Vanessa Cubas, Pradeep Janardhanan, Kamila Rakhimova, Soumendu Ghosh, Steve Ward
University hospitals Birmingham, Birmingham, United Kingdom
Introduction: Failure to appreciate the anatomy of AF leads to recurrence. Successful treatment requires accurate pre-operative clinical assessment and often imaging (MRI). Information is conveyed by operation notes and MRI reports. The key elements of AF anatomy to be assessed and recorded, have been defined. Proformas have been designed to ensure that key information is not overlooked. We assessed our operation notes and MRI reports for completeness of the detail required.
Methods: Retrospective observational study of day-case operations for AF between September and December 2022. The St Marks AF proforma and minimum dataset for MRI reporting were used as standards.
Results: 56 cases were included, 40 underwent MRI. MRI reported AF classification, path and internal opening in 95%, 95% and 90% cases respectively. External opening and track length were reported in 47.5% and 29% cases. Operation notes described the primary tract, internal and external openings in 80%, 71% and 69% cases respectively. The relation of the internal opening to the dentate line was described in 40% cases and diagrams were provided in 5% cases.
Conclusion: MRI reports most of the key elements of AF anatomy, but there is still room for improvement.

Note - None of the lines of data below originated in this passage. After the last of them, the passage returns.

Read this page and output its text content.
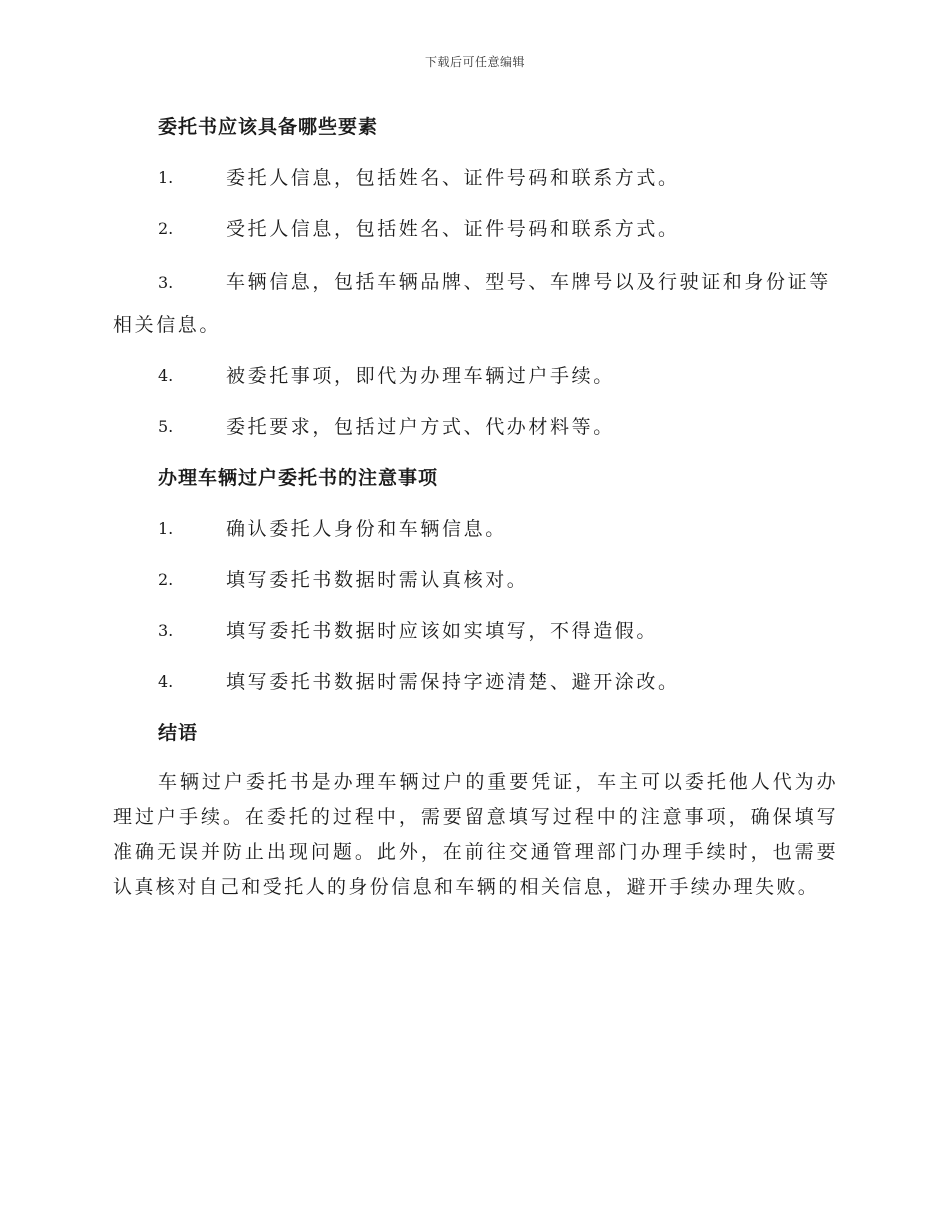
下载后可任意编辑
委托书应该具备哪些要素
1.	委托人信息，包括姓名、证件号码和联系方式。
2.	受托人信息，包括姓名、证件号码和联系方式。

3.	车辆信息，包括车辆品牌、型号、车牌号以及行驶证和身份证等相关信息。

4.	被委托事项，即代为办理车辆过户手续。
5.	委托要求，包括过户方式、代办材料等。
办理车辆过户委托书的注意事项
1.	确认委托人身份和车辆信息。
2.	填写委托书数据时需认真核对。
3.	填写委托书数据时应该如实填写，不得造假。
4.	填写委托书数据时需保持字迹清楚、避开涂改。
结语

车辆过户委托书是办理车辆过户的重要凭证，车主可以委托他人代为办理过户手续。在委托的过程中，需要留意填写过程中的注意事项，确保填写准确无误并防止出现问题。此外，在前往交通管理部门办理手续时，也需要认真核对自己和受托人的身份信息和车辆的相关信息，避开手续办理失败。
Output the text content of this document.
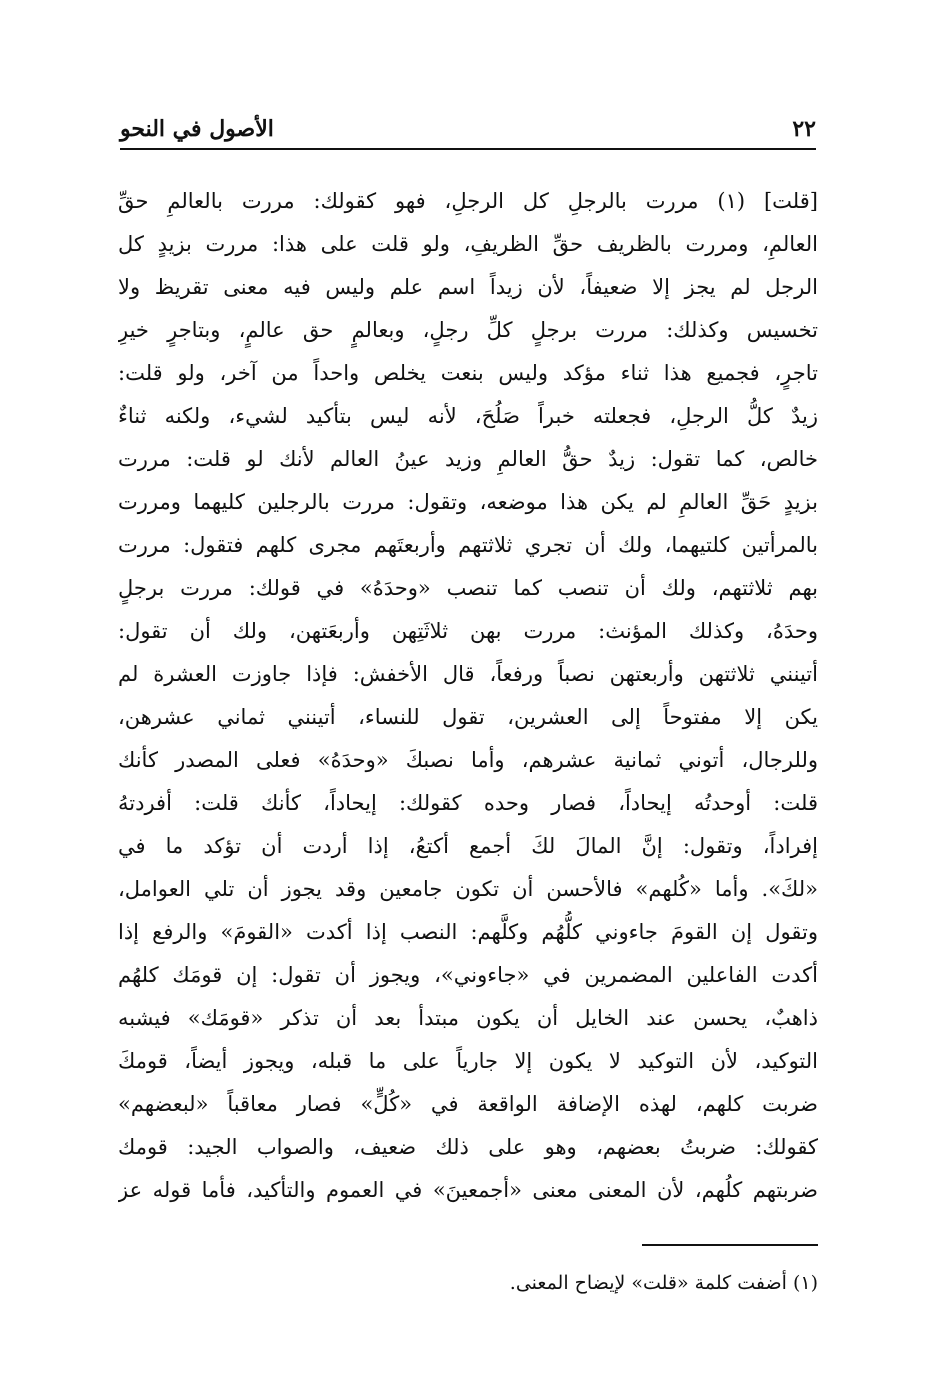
٢٢
الأصول في النحو
[قلت] (١) مررت بالرجلِ كل الرجلِ، فهو كقولك: مررت بالعالمِ حقِّ
العالمِ، ومررت بالظريف حقِّ الظريفِ، ولو قلت على هذا: مررت بزيدٍ كل
الرجل لم يجز إلا ضعيفاً، لأن زيداً اسم علم وليس فيه معنى تقريظ ولا
تخسيس وكذلك: مررت برجلٍ كلِّ رجلٍ، وبعالمٍ حق عالمٍ، وبتاجرٍ خيرِ
تاجرٍ، فجميع هذا ثناء مؤكد وليس بنعت يخلص واحداً من آخر، ولو قلت:
زيدٌ كلُّ الرجلِ، فجعلته خبراً صَلُحَ، لأنه ليس بتأكيد لشيء، ولكنه ثناءٌ
خالص، كما تقول: زيدٌ حقُّ العالمِ وزيد عينُ العالم لأنك لو قلت: مررت
بزيدٍ حَقِّ العالمِ لم يكن هذا موضعه، وتقول: مررت بالرجلين كليهما ومررت
بالمرأتين كلتيهما، ولك أن تجري ثلاثتهم وأربعتَهم مجرى كلهم فتقول: مررت
بهم ثلاثتهم، ولك أن تنصب كما تنصب «وحدَهُ» في قولك: مررت برجلٍ
وحدَهُ، وكذلك المؤنث: مررت بهن ثلاثَتِهن وأربعَتهن، ولك أن تقول:
أتينني ثلاثتهن وأربعتهن نصباً ورفعاً، قال الأخفش: فإذا جاوزت العشرة لم
يكن إلا مفتوحاً إلى العشرين، تقول للنساء، أتينني ثماني عشرهن،
وللرجال، أتوني ثمانية عشرهم، وأما نصبكَ «وحدَهُ» فعلى المصدر كأنك
قلت: أوحدتُه إيحاداً، فصار وحده كقولك: إيحاداً، كأنك قلت: أفردتهُ
إفراداً، وتقول: إنَّ المالَ لكَ أجمع أكتعُ، إذا أردت أن تؤكد ما في
«لكَ». وأما «كُلهم» فالأحسن أن تكون جامعين وقد يجوز أن تلي العوامل،
وتقول إن القومَ جاءوني كلُّهُم وكلَّهم: النصب إذا أكدت «القومَ» والرفع إذا
أكدت الفاعلين المضمرين في «جاءوني»، ويجوز أن تقول: إن قومَك كلهُم
ذاهبٌ، يحسن عند الخايل أن يكون مبتدأ بعد أن تذكر «قومَك» فيشبه
التوكيد، لأن التوكيد لا يكون إلا جارياً على ما قبله، ويجوز أيضاً، قومكَ
ضربت كلهم، لهذه الإضافة الواقعة في «كُلٍّ» فصار معاقباً «لبعضهم»
كقولك: ضربتُ بعضهم، وهو على ذلك ضعيف، والصواب الجيد: قومك
ضربتهم كلُهم، لأن المعنى معنى «أجمعينَ» في العموم والتأكيد، فأما قوله عز
(١) أضفت كلمة «قلت» لإيضاح المعنى.
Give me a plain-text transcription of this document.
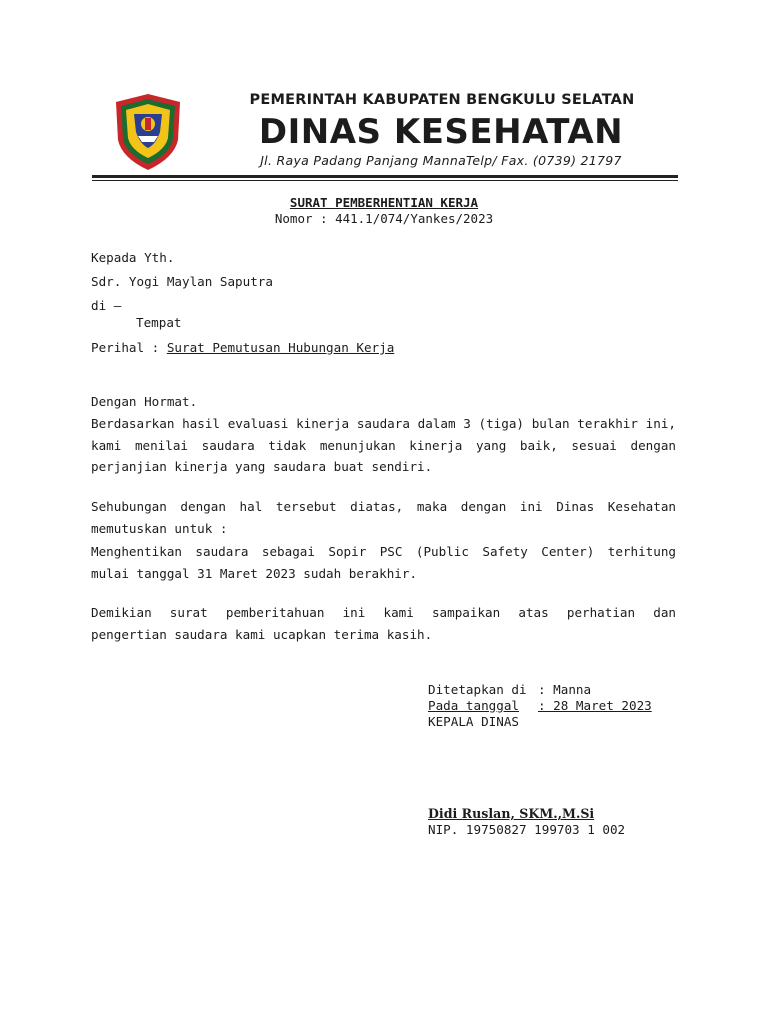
PEMERINTAH KABUPATEN BENGKULU SELATAN
DINAS KESEHATAN
Jl. Raya Padang Panjang MannaTelp/ Fax. (0739) 21797
SURAT PEMBERHENTIAN KERJA
Nomor : 441.1/074/Yankes/2023
Kepada Yth.
Sdr. Yogi Maylan Saputra
di –
Tempat
Perihal : Surat Pemutusan Hubungan Kerja
Dengan Hormat.
Berdasarkan hasil evaluasi kinerja saudara dalam 3 (tiga) bulan terakhir ini,
kami menilai saudara tidak menunjukan kinerja yang baik, sesuai dengan
perjanjian kinerja yang saudara buat sendiri.
Sehubungan dengan hal tersebut diatas, maka dengan ini Dinas Kesehatan
memutuskan untuk :
Menghentikan saudara sebagai Sopir PSC (Public Safety Center) terhitung
mulai tanggal 31 Maret 2023 sudah berakhir.
Demikian surat pemberitahuan ini kami sampaikan atas perhatian dan
pengertian saudara kami ucapkan terima kasih.
Ditetapkan di : Manna
Pada tanggal	: 28 Maret 2023
KEPALA DINAS
Didi Ruslan, SKM.,M.Si
NIP. 19750827 199703 1 002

MRI proformas augment report completeness. Operation notes omitted key elements of AF anatomy, reducing the information available to subsequent surgeons for future operations. We have introduced electronic operative noting software that permits the drawing of AF in 3-dimensions and mandates specification of key AF elements. If selected for oral presentation, we will present a video of the software.